EU-Gesundheitspolitik und Flüchtlinge
Dr. Isabel de la Mata von der Europäischen Kommission beschrieb zunächst die europarechtlichen Voraussetzungen für ein stärkeres Engagement für Flüchtlinge. Nach den Verträgen ist die Gesundheitsversorgung grundsätzlich Angelegenheit der Mitgliedstaaten und fällt nicht in die Kompetenz der Europäischen Union (EU). Andererseits sind gemeinsame Entscheidungen zur Migration durchaus Angelegenheit der EU. Sie hat daher auch die Versorgung von Flüchtlingen rechtlich geregelt.
Migranten und Flüchtlinge im Sinne der EU sind Personen, die nicht Einwohner eines europäischen Landes sind. EU-Bürger, die in einem anderen europäischen Land leben, sind damit keine Migranten. Dabei sind drei Gruppen zu unterscheiden: Die erste Gruppe sind Personen aus Drittstaaten, also aus Ländern, die nicht der EU angehören und die auch nicht über Abkommen, wie die Staaten der Europäischen Freihandelsassoziation EFTA, mit ihr verbunden sind. Diese haben die gleichen Rechte wie die Bürger des jeweiligen Mitgliedstaates, soweit sie sich legal in der EU aufhalten.
Die zweite Gruppe sind Flüchtlinge und Staatenlose, allerdings nur, wenn sie anerkannte Flüchtlinge sind und bereits ein Anerkennungsverfahren durchlaufen haben. Auch sie haben den gleichen Anspruch auf Gesundheitsleistungen wie die Bürger der Nationalstaaten. Allerdings kann ihre Freizügigkeit eingeschränkt sein, sodass ein anerkannter Flüchtling in München möglicherweise keine spezielle Gesundheitsversorgung in Berlin in Anspruch nehmen kann. Nach den EU-Richtlinien darf die Freizügigkeit von Flüchtlingen aber höchstens für 18 Monate eingeschränkt werden.

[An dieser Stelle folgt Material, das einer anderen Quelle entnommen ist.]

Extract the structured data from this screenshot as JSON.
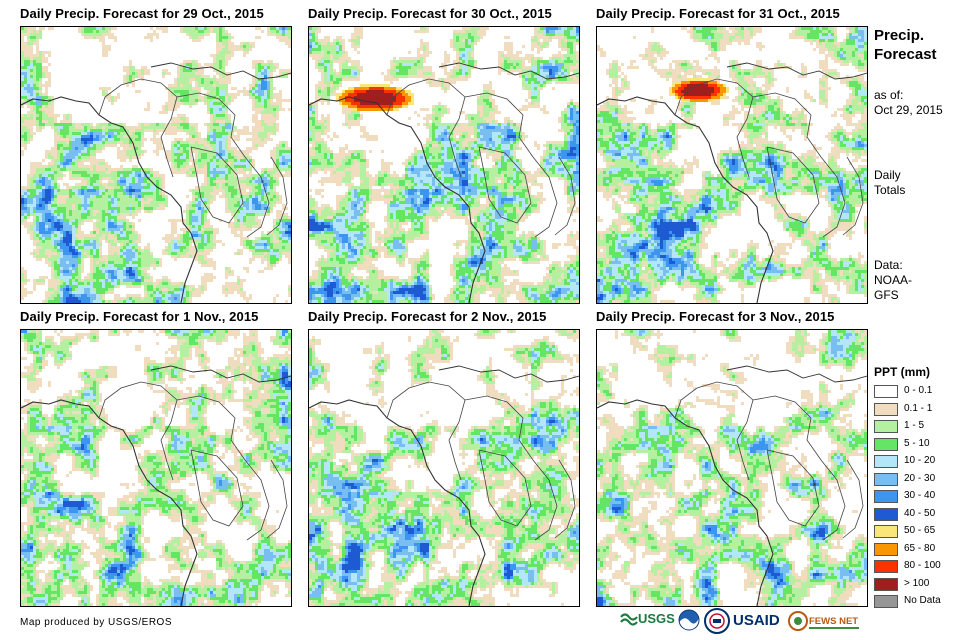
{
  "panels": [
    {
      "title": "Daily Precip. Forecast for 29 Oct., 2015"
    },
    {
      "title": "Daily Precip. Forecast for 30 Oct., 2015"
    },
    {
      "title": "Daily Precip. Forecast for 31 Oct., 2015"
    },
    {
      "title": "Daily Precip. Forecast for 1 Nov., 2015"
    },
    {
      "title": "Daily Precip. Forecast for 2 Nov., 2015"
    },
    {
      "title": "Daily Precip. Forecast for 3 Nov., 2015"
    }
  ],
  "side": {
    "title_line1": "Precip.",
    "title_line2": "Forecast",
    "asof_line1": "as of:",
    "asof_line2": "Oct 29, 2015",
    "daily_line1": "Daily",
    "daily_line2": "Totals",
    "data_line1": "Data:",
    "data_line2": "NOAA-",
    "data_line3": "GFS"
  },
  "legend": {
    "title": "PPT (mm)",
    "items": [
      {
        "label": "0 - 0.1",
        "color": "#ffffff"
      },
      {
        "label": "0.1 - 1",
        "color": "#f0dcbe"
      },
      {
        "label": "1 - 5",
        "color": "#b4f0a0"
      },
      {
        "label": "5 - 10",
        "color": "#64e664"
      },
      {
        "label": "10 - 20",
        "color": "#b4e6fa"
      },
      {
        "label": "20 - 30",
        "color": "#78bef0"
      },
      {
        "label": "30 - 40",
        "color": "#3c96f0"
      },
      {
        "label": "40 - 50",
        "color": "#1e5ad2"
      },
      {
        "label": "50 - 65",
        "color": "#fae678"
      },
      {
        "label": "65 - 80",
        "color": "#fa9600"
      },
      {
        "label": "80 - 100",
        "color": "#fa3200"
      },
      {
        "label": "> 100",
        "color": "#a01e1e"
      },
      {
        "label": "No Data",
        "color": "#969696"
      }
    ]
  },
  "credit": "Map produced by USGS/EROS",
  "logos": {
    "usgs": "USGS",
    "usaid": "USAID",
    "fewsnet": "FEWS NET"
  }
}
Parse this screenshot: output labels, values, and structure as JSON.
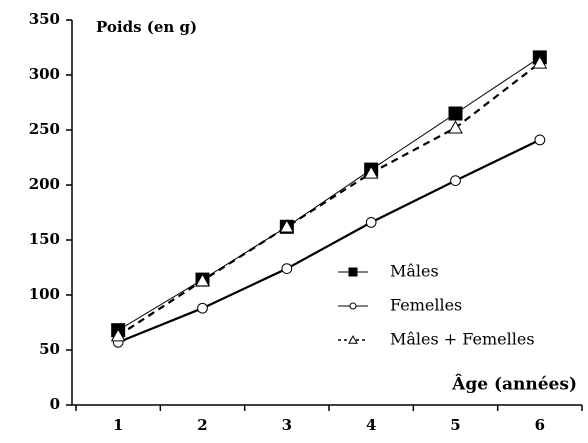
{
  "chart_data": {
    "type": "line",
    "y_label": "Poids (en g)",
    "x_label": "Âge (années)",
    "categories": [
      "1",
      "2",
      "3",
      "4",
      "5",
      "6"
    ],
    "series": [
      {
        "name": "Mâles",
        "color": "#000000",
        "marker": "square",
        "dash": false,
        "line_width": 1,
        "values": [
          68,
          114,
          162,
          214,
          265,
          316
        ]
      },
      {
        "name": "Femelles",
        "color": "#000000",
        "marker": "circle",
        "dash": false,
        "line_width": 2.2,
        "values": [
          57,
          88,
          124,
          166,
          204,
          241
        ]
      },
      {
        "name": "Mâles + Femelles",
        "color": "#000000",
        "marker": "triangle",
        "dash": true,
        "line_width": 2.2,
        "values": [
          63,
          113,
          162,
          211,
          252,
          311
        ]
      }
    ],
    "ylim": [
      0,
      350
    ],
    "yticks": [
      0,
      50,
      100,
      150,
      200,
      250,
      300,
      350
    ],
    "grid": false
  }
}
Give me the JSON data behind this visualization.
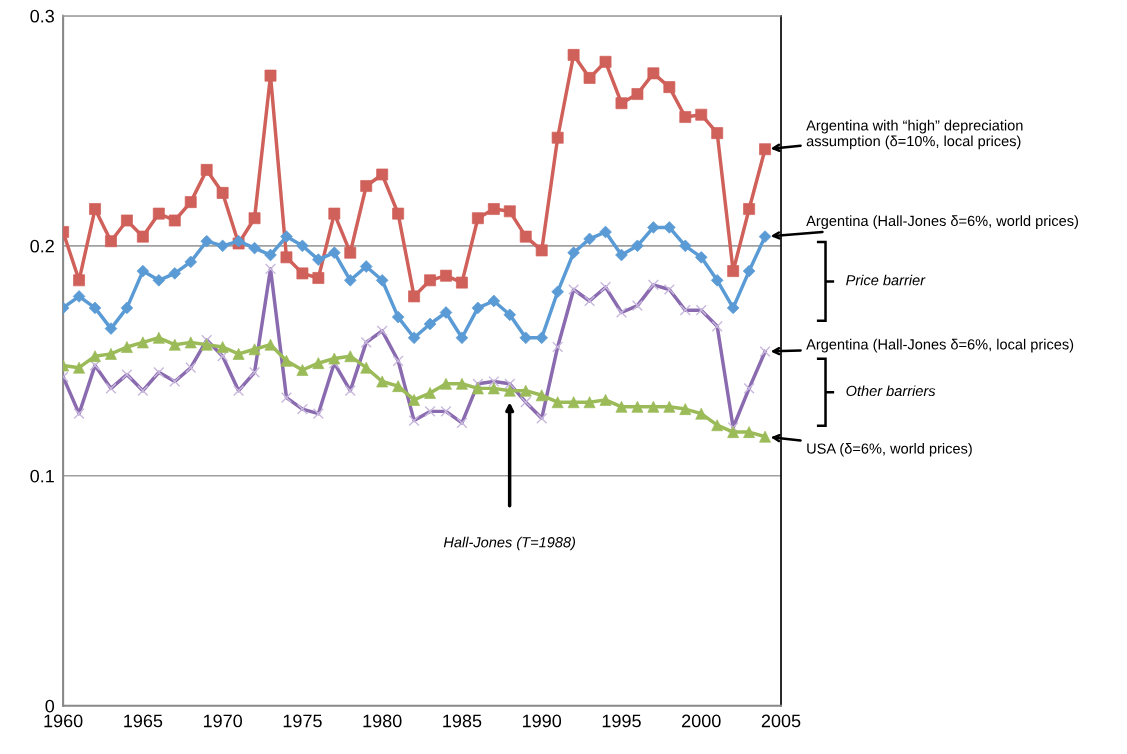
{
  "chart_data": {
    "type": "line",
    "x": [
      1960,
      1961,
      1962,
      1963,
      1964,
      1965,
      1966,
      1967,
      1968,
      1969,
      1970,
      1971,
      1972,
      1973,
      1974,
      1975,
      1976,
      1977,
      1978,
      1979,
      1980,
      1981,
      1982,
      1983,
      1984,
      1985,
      1986,
      1987,
      1988,
      1989,
      1990,
      1991,
      1992,
      1993,
      1994,
      1995,
      1996,
      1997,
      1998,
      1999,
      2000,
      2001,
      2002,
      2003,
      2004
    ],
    "xlim": [
      1960,
      2005
    ],
    "xticks": [
      1960,
      1965,
      1970,
      1975,
      1980,
      1985,
      1990,
      1995,
      2000,
      2005
    ],
    "ylim": [
      0,
      0.3
    ],
    "yticks": [
      0,
      0.1,
      0.2,
      0.3
    ],
    "grid": "y",
    "legend": false,
    "series": [
      {
        "name": "Argentina with “high” depreciation assumption (δ=10%, local prices)",
        "color": "#d0605a",
        "marker": "square",
        "values": [
          0.206,
          0.185,
          0.216,
          0.202,
          0.211,
          0.204,
          0.214,
          0.211,
          0.219,
          0.233,
          0.223,
          0.201,
          0.212,
          0.274,
          0.195,
          0.188,
          0.186,
          0.214,
          0.197,
          0.226,
          0.231,
          0.214,
          0.178,
          0.185,
          0.187,
          0.184,
          0.212,
          0.216,
          0.215,
          0.204,
          0.198,
          0.247,
          0.283,
          0.273,
          0.28,
          0.262,
          0.266,
          0.275,
          0.269,
          0.256,
          0.257,
          0.249,
          0.189,
          0.216,
          0.242
        ]
      },
      {
        "name": "Argentina (Hall-Jones δ=6%, world prices)",
        "color": "#5b9bd5",
        "marker": "diamond",
        "values": [
          0.173,
          0.178,
          0.173,
          0.164,
          0.173,
          0.189,
          0.185,
          0.188,
          0.193,
          0.202,
          0.2,
          0.202,
          0.199,
          0.196,
          0.204,
          0.2,
          0.194,
          0.197,
          0.185,
          0.191,
          0.185,
          0.169,
          0.16,
          0.166,
          0.171,
          0.16,
          0.173,
          0.176,
          0.17,
          0.16,
          0.16,
          0.18,
          0.197,
          0.203,
          0.206,
          0.196,
          0.2,
          0.208,
          0.208,
          0.2,
          0.195,
          0.185,
          0.173,
          0.189,
          0.204
        ]
      },
      {
        "name": "Argentina (Hall-Jones δ=6%, local prices)",
        "color": "#8a6bb0",
        "marker": "cross",
        "values": [
          0.143,
          0.127,
          0.148,
          0.138,
          0.144,
          0.137,
          0.145,
          0.141,
          0.147,
          0.159,
          0.152,
          0.137,
          0.145,
          0.19,
          0.134,
          0.129,
          0.127,
          0.149,
          0.137,
          0.158,
          0.163,
          0.15,
          0.124,
          0.128,
          0.128,
          0.123,
          0.14,
          0.141,
          0.14,
          0.132,
          0.125,
          0.156,
          0.181,
          0.176,
          0.182,
          0.171,
          0.174,
          0.183,
          0.181,
          0.172,
          0.172,
          0.165,
          0.121,
          0.138,
          0.154
        ]
      },
      {
        "name": "USA (δ=6%, world prices)",
        "color": "#9bbb59",
        "marker": "triangle",
        "values": [
          0.148,
          0.147,
          0.152,
          0.153,
          0.156,
          0.158,
          0.16,
          0.157,
          0.158,
          0.157,
          0.156,
          0.153,
          0.155,
          0.157,
          0.15,
          0.146,
          0.149,
          0.151,
          0.152,
          0.147,
          0.141,
          0.139,
          0.133,
          0.136,
          0.14,
          0.14,
          0.138,
          0.138,
          0.137,
          0.137,
          0.135,
          0.132,
          0.132,
          0.132,
          0.133,
          0.13,
          0.13,
          0.13,
          0.13,
          0.129,
          0.127,
          0.122,
          0.119,
          0.119,
          0.117
        ]
      }
    ],
    "annotations": [
      "Price barrier",
      "Other barriers",
      "Hall-Jones (T=1988)"
    ]
  }
}
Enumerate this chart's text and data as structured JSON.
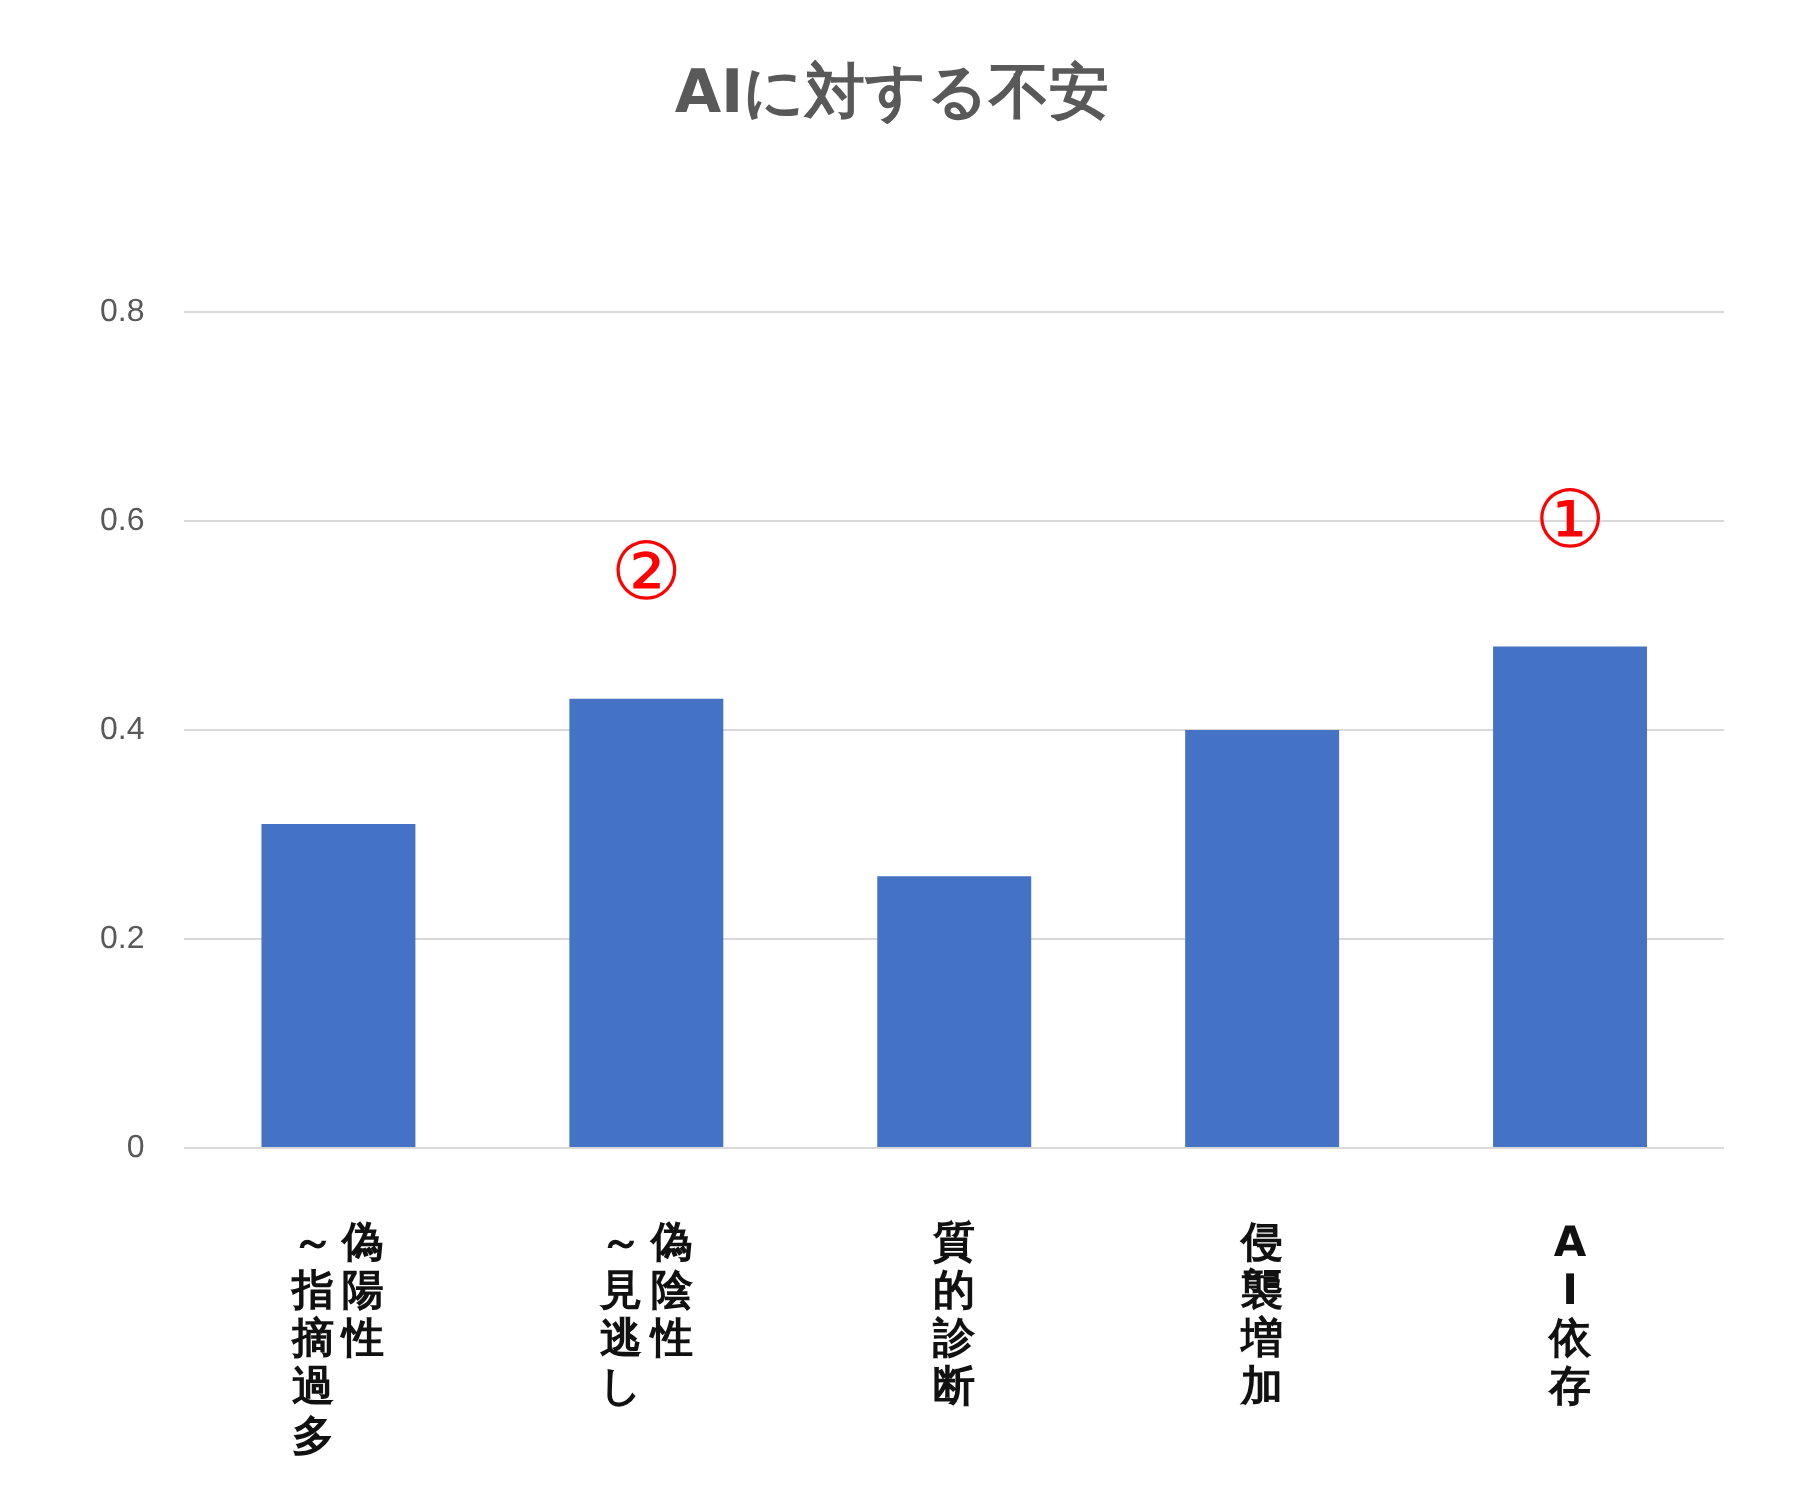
{
  "chart_data": {
    "type": "bar",
    "title": "AIに対する不安",
    "categories": [
      "偽陽性～指摘過多",
      "偽陰性～見逃し",
      "質的診断",
      "侵襲増加",
      "AI依存"
    ],
    "values": [
      0.31,
      0.43,
      0.26,
      0.4,
      0.48
    ],
    "color": "#4472c4",
    "ylim": [
      0,
      0.8
    ],
    "yticks": [
      0,
      0.2,
      0.4,
      0.6,
      0.8
    ],
    "grid": "y",
    "annotations": [
      {
        "text": "②",
        "x": "偽陰性～見逃し",
        "y": 0.43
      },
      {
        "text": "①",
        "x": "AI依存",
        "y": 0.48
      }
    ]
  }
}
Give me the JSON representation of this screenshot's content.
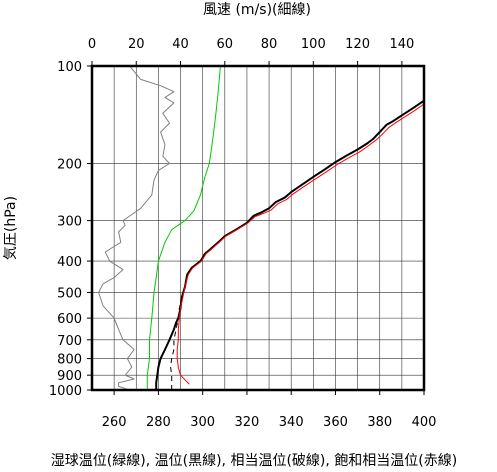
{
  "chart_data": {
    "type": "line",
    "title_top": "風速 (m/s)(細線)",
    "ylabel": "気圧(hPa)",
    "xlabel": "湿球温位(緑線), 温位(黒線), 相当温位(破線), 飽和相当温位(赤線)",
    "x_bottom": {
      "unit": "K",
      "range": [
        250,
        400
      ],
      "ticks": [
        260,
        280,
        300,
        320,
        340,
        360,
        380,
        400
      ]
    },
    "x_top": {
      "unit": "m/s",
      "range": [
        0,
        150
      ],
      "ticks": [
        0,
        20,
        40,
        60,
        80,
        100,
        120,
        140
      ]
    },
    "y": {
      "scale": "log",
      "range": [
        1000,
        100
      ],
      "ticks": [
        100,
        200,
        300,
        400,
        500,
        600,
        700,
        800,
        900,
        1000
      ],
      "tick_labels": [
        "100",
        "200",
        "300",
        "400",
        "500",
        "600",
        "700",
        "800",
        "900",
        "1000"
      ]
    },
    "grid": true,
    "series": [
      {
        "name": "風速",
        "color": "#808080",
        "axis": "top",
        "points": [
          [
            17,
            1000
          ],
          [
            12,
            975
          ],
          [
            12,
            950
          ],
          [
            19,
            925
          ],
          [
            15,
            900
          ],
          [
            18,
            850
          ],
          [
            16,
            800
          ],
          [
            19,
            750
          ],
          [
            14,
            700
          ],
          [
            12,
            650
          ],
          [
            10,
            600
          ],
          [
            5,
            550
          ],
          [
            3,
            500
          ],
          [
            5,
            470
          ],
          [
            10,
            450
          ],
          [
            14,
            425
          ],
          [
            8,
            400
          ],
          [
            6,
            375
          ],
          [
            13,
            350
          ],
          [
            12,
            325
          ],
          [
            15,
            310
          ],
          [
            14,
            300
          ],
          [
            22,
            275
          ],
          [
            27,
            250
          ],
          [
            28,
            225
          ],
          [
            30,
            210
          ],
          [
            35,
            200
          ],
          [
            32,
            190
          ],
          [
            33,
            175
          ],
          [
            31,
            160
          ],
          [
            35,
            150
          ],
          [
            32,
            140
          ],
          [
            37,
            130
          ],
          [
            33,
            125
          ],
          [
            37,
            120
          ],
          [
            31,
            115
          ],
          [
            22,
            110
          ],
          [
            17,
            100
          ]
        ]
      },
      {
        "name": "湿球温位",
        "color": "#00cc00",
        "axis": "bottom",
        "points": [
          [
            275,
            1000
          ],
          [
            275,
            900
          ],
          [
            276,
            800
          ],
          [
            276,
            700
          ],
          [
            277,
            600
          ],
          [
            278,
            500
          ],
          [
            279,
            450
          ],
          [
            280,
            400
          ],
          [
            283,
            350
          ],
          [
            286,
            320
          ],
          [
            292,
            300
          ],
          [
            296,
            280
          ],
          [
            299,
            250
          ],
          [
            301,
            220
          ],
          [
            303,
            200
          ],
          [
            304,
            180
          ],
          [
            305,
            160
          ],
          [
            306,
            140
          ],
          [
            307,
            120
          ],
          [
            308,
            100
          ]
        ]
      },
      {
        "name": "温位",
        "color": "#000000",
        "axis": "bottom",
        "width": 2,
        "points": [
          [
            279,
            1000
          ],
          [
            279,
            950
          ],
          [
            279.5,
            900
          ],
          [
            280,
            850
          ],
          [
            281,
            800
          ],
          [
            283,
            750
          ],
          [
            285,
            700
          ],
          [
            287,
            650
          ],
          [
            288,
            620
          ],
          [
            289,
            600
          ],
          [
            290,
            560
          ],
          [
            290.5,
            520
          ],
          [
            292,
            480
          ],
          [
            293,
            440
          ],
          [
            295,
            420
          ],
          [
            297,
            410
          ],
          [
            299,
            400
          ],
          [
            301,
            380
          ],
          [
            303,
            370
          ],
          [
            307,
            350
          ],
          [
            310,
            335
          ],
          [
            315,
            320
          ],
          [
            320,
            305
          ],
          [
            323,
            290
          ],
          [
            327,
            282
          ],
          [
            330,
            275
          ],
          [
            333,
            263
          ],
          [
            337,
            255
          ],
          [
            340,
            245
          ],
          [
            345,
            232
          ],
          [
            350,
            220
          ],
          [
            355,
            209
          ],
          [
            360,
            198
          ],
          [
            365,
            189
          ],
          [
            370,
            181
          ],
          [
            374,
            174
          ],
          [
            377,
            168
          ],
          [
            380,
            160
          ],
          [
            383,
            152
          ],
          [
            386,
            148
          ],
          [
            390,
            142
          ],
          [
            395,
            135
          ],
          [
            400,
            128
          ]
        ]
      },
      {
        "name": "相当温位",
        "color": "#000000",
        "axis": "bottom",
        "dash": "5,4",
        "points": [
          [
            286,
            1000
          ],
          [
            286,
            950
          ],
          [
            286,
            900
          ],
          [
            285.5,
            850
          ],
          [
            286,
            800
          ],
          [
            287,
            750
          ],
          [
            287,
            700
          ],
          [
            288,
            650
          ],
          [
            289,
            600
          ],
          [
            289.5,
            560
          ],
          [
            290.5,
            520
          ],
          [
            292,
            480
          ],
          [
            293,
            440
          ],
          [
            295,
            420
          ],
          [
            297,
            410
          ],
          [
            299,
            400
          ]
        ]
      },
      {
        "name": "飽和相当温位",
        "color": "#ff0000",
        "axis": "bottom",
        "points": [
          [
            294,
            960
          ],
          [
            292,
            930
          ],
          [
            290,
            900
          ],
          [
            289,
            850
          ],
          [
            288.5,
            800
          ],
          [
            288.5,
            750
          ],
          [
            289,
            700
          ],
          [
            289,
            650
          ],
          [
            289.5,
            600
          ],
          [
            290,
            560
          ],
          [
            291,
            520
          ],
          [
            292,
            480
          ],
          [
            293.5,
            440
          ],
          [
            295.5,
            420
          ],
          [
            297.5,
            410
          ],
          [
            299.5,
            400
          ],
          [
            301.5,
            380
          ],
          [
            303.5,
            370
          ],
          [
            307.5,
            350
          ],
          [
            310.5,
            335
          ],
          [
            315.5,
            320
          ],
          [
            320.5,
            305
          ],
          [
            323.5,
            292
          ],
          [
            327.5,
            285
          ],
          [
            331,
            278
          ],
          [
            334,
            266
          ],
          [
            338,
            258
          ],
          [
            341,
            248
          ],
          [
            346,
            235
          ],
          [
            351,
            223
          ],
          [
            356,
            212
          ],
          [
            361,
            201
          ],
          [
            366,
            192
          ],
          [
            371,
            184
          ],
          [
            375,
            176
          ],
          [
            378,
            170
          ],
          [
            381,
            163
          ],
          [
            384,
            155
          ],
          [
            387,
            150
          ],
          [
            391,
            144
          ],
          [
            396,
            137
          ],
          [
            400,
            131
          ]
        ]
      }
    ]
  }
}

Damit EU-Richtlinien in den Mitgliedstaaten gelten, müssen sie in nationales Recht umgesetzt werden. Die Staaten dürfen dabei keine strengeren Regelungen, als in der EU-Richtlinie vorgesehen sind, beschließen, für Flüchtlinge günstigere aber schon. Nach der EU-Richtlinie darf der Aufenthaltsort eines Flüchtlings maximal 18 Monate auf seine Flüchtlingsunterkunft beschränkt sein. Ein einzelner EU-Staat kann deshalb nicht einen Verbleib von 20 Monaten vorschreiben. Er kann aber vorsehen, dass Flüchtlinge nur für zwei Monate in ihrer Freizügigkeit eingeschränkt werden.
Die dritte Gruppe von EU-Flüchtlingen sind Asylbewerber, für die ein "Essential Treatment" zur Verfügung gestellt werden muss. Darüber, was "essential" für die psychische Gesundheit ist, gehen die politischen Meinungen in den verschiedenen EU-Ländern jedoch weit auseinander. Allerdings haben alle Mitgliedstaaten die UN-Kinderrechtskonvention verabschiedet, nach der alle Minderjährigen in den EU-Staaten einen Anspruch auf alle "notwendigen Leistungen" haben - unabhängig von ihrem Status als Bürger oder Flüchtling. Nach einer Untersuchung, die voraussichtlich im Juli veröffentlicht wird, erfüllen jedoch nur vier Mitgliedstaaten diese Regelung der Kinderrechtskonvention.